By – Dr Akshat Malik, Head & Neck Cancer Surgeon, Max Superspeciality Hospital, Saket, New Delhi
Diseases related to the thyroid are common worldwide. Most of these diseases are benign and not dangerous. About 5 per cent of thyroid disorders can be malignant and need surgical treatment. Non-cancerous swellings or benign swellings may be kept under surveillance. Surgery for these is considered only if the swelling is cosmetically bothersome or if the swelling is compressing the food pipe or windpipe in the neck.
Treatment of thyroid cancer depends on various factors. These include age, sex, size of the lesion, and presence of lymph node metastasis or distant metastasis. Surgery is the treatment of choice in most of the cases. Treatment is tailored to suit individual patients. Surgical excision of the thyroid gland may entail a hemi-thyroidectomy or a total thyroidectomy. In hemi-thyroidectomy only half of the gland on the affected side is removed. In total thyroidectomy, the entire thyroid gland is removed. Besides the removal of the thyroid gland, lymph nodes present in the neck may also require to be removed. If lymph nodes in the chest are also involved then they are removed too.
Common complications associated with thyroid surgery include vocal cord palsy and/or hypocalcemia. If the nerve supplying the vocal cord is injured during surgery or requires to excise due to involvement of the disease then the patient may develop hoarseness of voice. It may be temporary or permanent. Permanent cord palsy may occur in less than 5% of cases. During thyroid surgery, if the blood supply to parathyroid glands (related to calcium balance) is affected then the patient may develop hypocalcemia where the blood level of calcium decreases. This may also be temporary or permanent and may require supplementation of calcium. If a complete thyroidectomy has been done then the patient may require life-long supplementation of thyroid hormone.
What is scarless thyroidectomy?
Conventional thyroidectomy means the thyroid gland is removed by giving an incision in the neck. Scarless thyroidectomy refers to a surgical procedure where no visible or apparent scar comes from the neck. Instead, we access the thyroid gland from a distant location, this can be from behind the ear, from the chest or from within the mouth.

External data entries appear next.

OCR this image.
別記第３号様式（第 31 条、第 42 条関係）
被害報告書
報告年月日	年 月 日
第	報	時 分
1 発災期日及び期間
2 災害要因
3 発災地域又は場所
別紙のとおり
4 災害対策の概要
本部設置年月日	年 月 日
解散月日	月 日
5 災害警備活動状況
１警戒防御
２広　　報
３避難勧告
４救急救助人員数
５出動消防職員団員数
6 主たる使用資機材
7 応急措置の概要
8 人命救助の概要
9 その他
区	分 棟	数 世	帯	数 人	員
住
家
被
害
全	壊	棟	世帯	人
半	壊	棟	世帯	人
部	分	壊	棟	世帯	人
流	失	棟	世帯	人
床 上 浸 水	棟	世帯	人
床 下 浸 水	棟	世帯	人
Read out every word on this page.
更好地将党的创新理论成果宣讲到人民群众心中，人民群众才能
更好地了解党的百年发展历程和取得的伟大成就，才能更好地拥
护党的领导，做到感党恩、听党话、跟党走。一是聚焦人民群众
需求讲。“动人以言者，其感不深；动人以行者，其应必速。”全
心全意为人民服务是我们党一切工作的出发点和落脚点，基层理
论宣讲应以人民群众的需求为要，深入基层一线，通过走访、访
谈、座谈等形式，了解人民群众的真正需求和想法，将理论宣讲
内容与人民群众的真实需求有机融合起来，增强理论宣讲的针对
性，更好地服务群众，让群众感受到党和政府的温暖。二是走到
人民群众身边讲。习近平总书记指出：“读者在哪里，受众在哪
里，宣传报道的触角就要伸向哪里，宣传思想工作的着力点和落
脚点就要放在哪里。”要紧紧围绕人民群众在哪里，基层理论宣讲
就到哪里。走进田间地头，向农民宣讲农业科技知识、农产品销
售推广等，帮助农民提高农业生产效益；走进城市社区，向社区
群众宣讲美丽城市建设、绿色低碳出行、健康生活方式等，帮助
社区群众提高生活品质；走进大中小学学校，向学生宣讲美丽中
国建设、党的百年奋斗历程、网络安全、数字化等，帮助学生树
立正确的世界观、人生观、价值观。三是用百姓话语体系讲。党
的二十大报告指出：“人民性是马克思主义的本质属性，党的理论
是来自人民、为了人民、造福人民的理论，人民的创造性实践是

How are these surgeries performed?
As you can understand, we are trying to reach the thyroid gland from a remote location, for this we need certain modifications during the surgery. These can be performed with the help of endoscopic instruments or through a robot. Robotic surgery is preferred in this setting as it allows small instruments to reach inside the neck with good freedom of movement and dexterity.
What is the advantage of robotic surgery?
• No visible scar: As these are performed from a distant site, the scar is not apparent or visible normally. This is more relevant for the cases where we doing the procedure for cosmetic purposes.
• Minimal blood loss
• Magnified view: This allows us to identify and preserve the nerve to the vocal cords as well as the parathyroid. This often means fewer complications and faster recovery.
• Faster recovery
How are these robotic surgeries performed?
These are performed by a trained Head and neck Robotic surgeon. The surgeon uses a surgical robot to perform these cases. The robot has small arms through which fine instruments can go in through smaller incisions and areas. The surgeon operates these from a separate console where he gets a 3-dimensional view of the operating area. The entire surgery is within the control of the surgeon.
How is the recovery following these surgeries?
Following the surgery, patients are able to move around, eat and drink the same day. A drain is placed to allow the blood getting collected inside to come out, it is removed in a couple of day’s time. There is no restriction on the patient regarding diet or activities.